Optional callback for progress updates during processing
response
str
The agent’s response text
Example:
loop = AgentLoop(bus, provider, workspace)

# Simple usage
response = await loop.process_direct("What files are in the current directory?")
print(response)

# With progress callback
async def show_progress(message: str):
    print(f"Progress: {message}")

response = await loop.process_direct(
    "Analyze all Python files and create a summary",
    on_progress=show_progress
)

stop

def stop() -> None
Stop the agent loop gracefully. Causes run() to exit after processing current message. Example:
loop = AgentLoop(bus, provider, workspace)

# Start in background
import asyncio
task = asyncio.create_task(loop.run())

# Later, stop the loop
loop.stop()
await task

close_mcp

async def close_mcp() -> None
Close all MCP (Model Context Protocol) server connections.
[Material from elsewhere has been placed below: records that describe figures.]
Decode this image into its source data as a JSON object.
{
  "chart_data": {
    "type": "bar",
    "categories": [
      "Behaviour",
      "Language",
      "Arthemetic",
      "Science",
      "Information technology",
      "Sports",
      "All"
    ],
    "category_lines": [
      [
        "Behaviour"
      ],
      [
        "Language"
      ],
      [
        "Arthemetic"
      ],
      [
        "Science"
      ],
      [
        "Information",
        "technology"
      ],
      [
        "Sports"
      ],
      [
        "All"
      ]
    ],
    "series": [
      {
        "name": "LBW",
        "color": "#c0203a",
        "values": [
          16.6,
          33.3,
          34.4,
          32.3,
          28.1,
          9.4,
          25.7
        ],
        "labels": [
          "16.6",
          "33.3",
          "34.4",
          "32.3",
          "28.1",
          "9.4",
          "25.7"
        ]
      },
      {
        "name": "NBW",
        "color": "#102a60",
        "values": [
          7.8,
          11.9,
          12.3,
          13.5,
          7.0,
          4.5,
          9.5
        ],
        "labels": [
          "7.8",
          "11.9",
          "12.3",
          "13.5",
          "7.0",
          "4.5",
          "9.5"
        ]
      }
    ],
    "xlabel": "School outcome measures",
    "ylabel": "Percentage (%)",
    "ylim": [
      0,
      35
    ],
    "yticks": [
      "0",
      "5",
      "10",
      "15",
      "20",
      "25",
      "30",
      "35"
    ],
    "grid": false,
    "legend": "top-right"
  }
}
Example:
loop = AgentLoop(bus, provider, workspace, mcp_servers={...})
await loop.run()

# Cleanup
loop.stop()
await loop.close_mcp()

Built-in Tools

The AgentLoop automatically registers these default tools:
  • ReadFileTool: Read file contents
  • WriteFileTool: Write files
  • EditFileTool: Edit existing files
  • ListDirTool: List directory contents
  • ExecTool: Execute shell commands
  • WebSearchTool: Search the web (requires Brave API key)
  • WebFetchTool: Fetch web pages
  • MessageTool: Send messages to specific channels
  • SpawnTool: Spawn subagent tasks
  • CronTool: Schedule cron jobs (if cron_service provided)

Slash Commands

The agent recognizes these built-in commands:
  • /new - Start a new conversation (archives current session to memory)
  • /stop - Stop the current task and cancel all running operations
  • /help - Show available commands

Memory Consolidation

When the conversation exceeds the memory_window, the agent automatically:
  1. Consolidates old messages into long-term memory (MEMORY.md)
  2. Appends a summary to the history log (HISTORY.md)
  3. Keeps recent messages in active context
This happens asynchronously without blocking message processing.

Architecture

The agent loop uses a single processing lock to ensure messages are handled sequentially, preventing race conditions in:
  • Session state updates
  • Memory consolidation
  • Tool execution with side effects
This design ensures consistency while allowing background tasks like memory consolidation to run concurrently.